Rodčhenko, che — “ha insistito per fotografare le persone in modo individuale” — ha rifiutato di rientrare in quella categoria.”
Dopo le polemiche su queste immagini e la critica tagliente:
“Come si possono riconoscere i visi vivi, gioiosi e aperti della giovane generazione comunista in questo nodo bestiale e grossolano di muscoli e in questo viso tagliato con l’ascia?”
Rodčhenko passò gran parte del resto della sua vita in un deserto artistico.
Ora veniamo alla lettura vera e propria.
Come ho esposto sopra, l’autore ha incarnato la ricerca di una nuova prospettiva, infrangendo tutte le regole della “buona composizione”.
In particolare ha parlato di “ripresa ombelicale” per porre l’accento su questa sua prospettiva esasperata, dal basso verso l’alto, con la quale egli estremizza, quasi con violenza, i primi piani.
Egli ci parla anche d’immagini semplici e complesse allo stesso tempo, denotando in queste espressioni un’enfatizzazione, probabilmente eccessiva, del suo credo artistico in prospettive particolarmente ardite d’innovative.
Certo questa immagine ci lascia molto perplessi ed è complicato trovare qualcosa di buono sia da un punto di vista estetico che semiologico.
Tuttavia la prima cosa che mi viene in mente è di accostare il volto di questo ragazzo, deformato dalla proiezione prospettica, a una maschera classica della tragedia greca.
La parte inferiore prominente e allargata, la bocca abbozzata in un sorriso un po’ deforme perché esaltata da una dentatura particolarmente sofferta e le orecchie deformi sono gli elementi principali che richiamano alla mente la maschera.

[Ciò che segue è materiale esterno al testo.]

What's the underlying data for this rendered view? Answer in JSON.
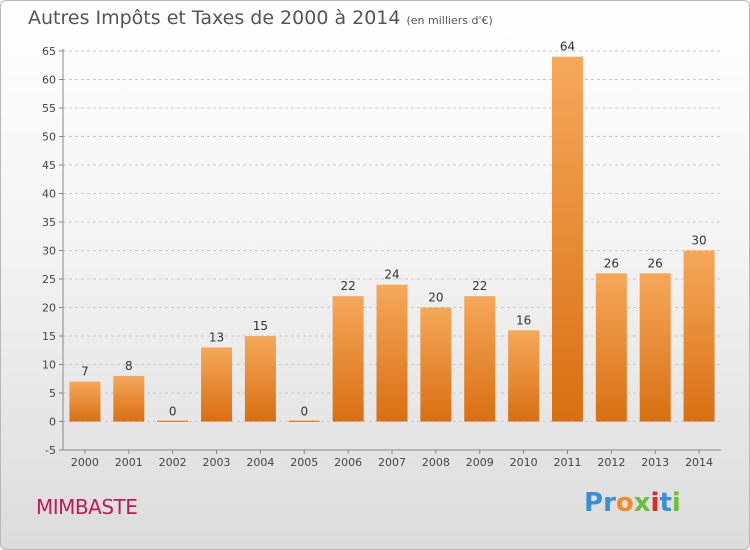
{
  "chart_data": {
    "type": "bar",
    "title": "Autres Impôts et Taxes de 2000 à 2014",
    "subtitle": "(en milliers d'€)",
    "categories": [
      "2000",
      "2001",
      "2002",
      "2003",
      "2004",
      "2005",
      "2006",
      "2007",
      "2008",
      "2009",
      "2010",
      "2011",
      "2012",
      "2013",
      "2014"
    ],
    "values": [
      7,
      8,
      0,
      13,
      15,
      0,
      22,
      24,
      20,
      22,
      16,
      64,
      26,
      26,
      30
    ],
    "data_labels": [
      "7",
      "8",
      "0",
      "13",
      "15",
      "0",
      "22",
      "24",
      "20",
      "22",
      "16",
      "64",
      "26",
      "26",
      "30"
    ],
    "ylim": [
      -5,
      65
    ],
    "yticks": [
      "-5",
      "0",
      "5",
      "10",
      "15",
      "20",
      "25",
      "30",
      "35",
      "40",
      "45",
      "50",
      "55",
      "60",
      "65"
    ],
    "grid": "horizontal dashed",
    "bar_color": "#f0923a"
  },
  "footer": {
    "commune": "MIMBASTE",
    "logo": "Proxiti",
    "logo_colors": [
      "#3a8fd8",
      "#3a8fd8",
      "#f28c1e",
      "#6cbf3a",
      "#e2262a",
      "#3a8fd8",
      "#6cbf3a"
    ]
  }
}
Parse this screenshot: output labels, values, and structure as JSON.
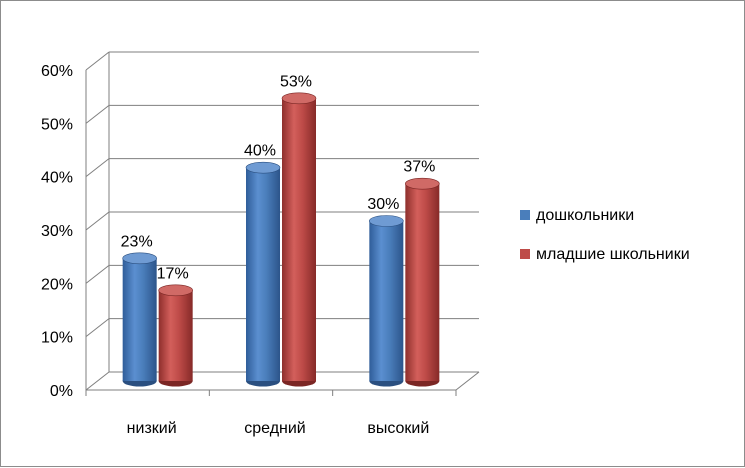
{
  "chart_data": {
    "type": "bar",
    "style": "3d-cylinder",
    "categories": [
      "низкий",
      "средний",
      "высокий"
    ],
    "series": [
      {
        "name": "дошкольники",
        "values": [
          23,
          40,
          30
        ],
        "color": "#4a7ebb"
      },
      {
        "name": "младшие школьники",
        "values": [
          17,
          53,
          37
        ],
        "color": "#be4b48"
      }
    ],
    "value_suffix": "%",
    "ylim": [
      0,
      60
    ],
    "yticks": [
      "0%",
      "10%",
      "20%",
      "30%",
      "40%",
      "50%",
      "60%"
    ],
    "grid": true,
    "legend_position": "right"
  }
}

Prendendo in considerazione quest’accostamento e tenuto conto che la maschera è composta di linee disegnate, si può classificare questa figura nell’ambito delle fotografie mitiche, nelle quali l’aspetto plastico è caratterizzato da un elemento grafico molto evidente, in cui le fattezze umane sono convertite in tratti grafici elementari.
Procedendo con la nostra analisi, notiamo che la massa esuberante del mento incarna una sensazione d’imponenza e di vigore, che sono proprie di un busto statuario e questo ci porta alla mente la forza muscolare che si sprigiona dai lineamenti di questo ragazzo e che, traslata in ambito politico, ci riconduce alla potenza della classe proletaria.
Analizzando quest’aspetto, rimango particolarmente perplesso, poiché penso che ciò esprima un contrasto particolarmente stridente con le critiche che colpirono così duramente il povero Rodčhenko.
Gli occhi, abbozzati come fessure prive di dettagli, esaltano il suo sorriso spensierato e ci narrano di una gioventù che guarda fiduciosa verso un futuro, sicuramente positivo e rassicurante.
A tutto quanto abbiamo raccolto come iconopoiesi nei tratti del volto, ci fanno da contrasto i padiglioni auricolari, la cui forma accartocciata e deforme toglie pathos alla stabilità psicologica del ritratto, gravando l’immagine di un significato caricaturale e sminuente: non voluto dall’autore? Non lo so, ma certamente lascia dell’amaro in bocca.